Chemistry, I fear, started as a fiddle and a fraud

LAST-RETORT-150

© M-H JEEVES

Chemistry, I fear, started as a fiddle and a fraud. It grew out of alchemy. Among other ambitions, alchemy hoped to transmute metals - which for financial reasons meant turning them into gold. The Roman emperor Diocletian felt that the Egyptians might be able to do this, so in AD296 he ordered the destruction of all Egyptian alchemical treatises.

If honest, those treatises will have described trickery. One trick required you to dissolve a bit of gold in mercury, giving a liquid amalgam. You put this into a furnace, and evaporated the mercury; the gold remained. You had turned one metal into another! Another trick depended on a hollow stirring rod sealed with wax. You put some gold filings in the hollow rod, and stirred a hot crucible with it. The wax melted; the gold filings fell into the crucible; once more you had made gold.

Such tricks continued for centuries - Chaucer is scornful of them in his Canterbury tales  . But the trickster seldom benefited: first, he had to pay for the gold used in the trick; second, he probably set up the whole fraud to fool some watching potentate, from whom he hoped to borrow money. That potentate might seize him, and imprison him with orders to make a lot more gold - and perhaps even worse once the deceit was uncovered.  

Even an originally honest alchemist would have got used to trickery. But the ’manufacture’ of gold gradually declined, since by 1650 or so, even the most gullible observer was suspicious. However, all that mixing and heating gradually built up proto-chemical knowledge, and then the alchemist and accomplished gold maker Johann Becher added a bit of new theory.  

Fire is one of the most fundamental and dramatic of chemical reactions. Becher said that it gave out not merely light and heat, but also a mysterious substance called ’phlogiston’. 

In retrospect, Becher’s phlogiston seems crazy even by alchemical standards. Yet it was some sort of advance, and fought its way to acceptance. Many technologists complained that in fact a burnt object gains in weight - metal burns to a ’calx’ or oxide which weighs more. Becher retorted that phlogiston could have negative weight, so that giving it out made something heavier. This bold assertion was not obviously absurd - after all, a hydrogen balloon seems to have negative weight.  

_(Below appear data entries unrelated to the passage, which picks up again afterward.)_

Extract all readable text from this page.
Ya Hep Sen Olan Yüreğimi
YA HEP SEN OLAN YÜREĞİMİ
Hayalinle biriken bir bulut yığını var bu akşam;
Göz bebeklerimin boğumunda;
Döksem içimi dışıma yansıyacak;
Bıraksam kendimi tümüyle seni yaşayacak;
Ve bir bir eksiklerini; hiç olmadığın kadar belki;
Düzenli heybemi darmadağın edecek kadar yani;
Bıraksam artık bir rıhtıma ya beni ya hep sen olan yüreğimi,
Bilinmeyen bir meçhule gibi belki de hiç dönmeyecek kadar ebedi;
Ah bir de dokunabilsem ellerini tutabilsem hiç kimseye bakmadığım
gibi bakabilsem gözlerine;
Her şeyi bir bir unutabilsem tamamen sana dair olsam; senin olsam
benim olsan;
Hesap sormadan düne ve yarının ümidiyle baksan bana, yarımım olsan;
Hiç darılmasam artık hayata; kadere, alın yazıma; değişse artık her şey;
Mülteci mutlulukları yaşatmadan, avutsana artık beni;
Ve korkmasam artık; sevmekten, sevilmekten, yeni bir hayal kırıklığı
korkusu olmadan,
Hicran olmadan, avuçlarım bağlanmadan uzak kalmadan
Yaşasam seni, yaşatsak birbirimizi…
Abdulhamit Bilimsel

Phlogiston dominated chemistry from about 1680 to 1780. Becher and his pupil Georg Stahl made it somewhat respectable; Josiah Wedgwood used it to optimise the firing process for pottery. Then, largely by the heroic work of Antoine Lavoisier, and the more general use of the chemical balance, phlogiston ceased to be credible. It gave way to that great chemical triumph, the modern theory of fire and oxygen. 

I fear that Becher had been fatally infected by his alchemical tricks. He certainly falsified his age - in several official documents he gave his date of birth as 1635 rather than 1625. And his death is odd. Officially, he died suddenly in London in 1682, at the (falsified) age of 47, and was buried in the chancel of Sir Christopher Wren’s church at St James-in-the-Fields (also known as St James’s, Piccadilly). Before his ’death’, Becher had written to many German notables about jobs in Germany. And after it, his wife left for Germany, even though she had no obvious place to go to. 

The scientific historian Alec Campbell has failed to find Becher’s name in the death records of St James-in-the-Fields, or in those of other churches nearby. Maybe Becher dodged his creditors by falsifying his own funeral? He might even have borrowed money from a gullible Brit for some gold-making prank.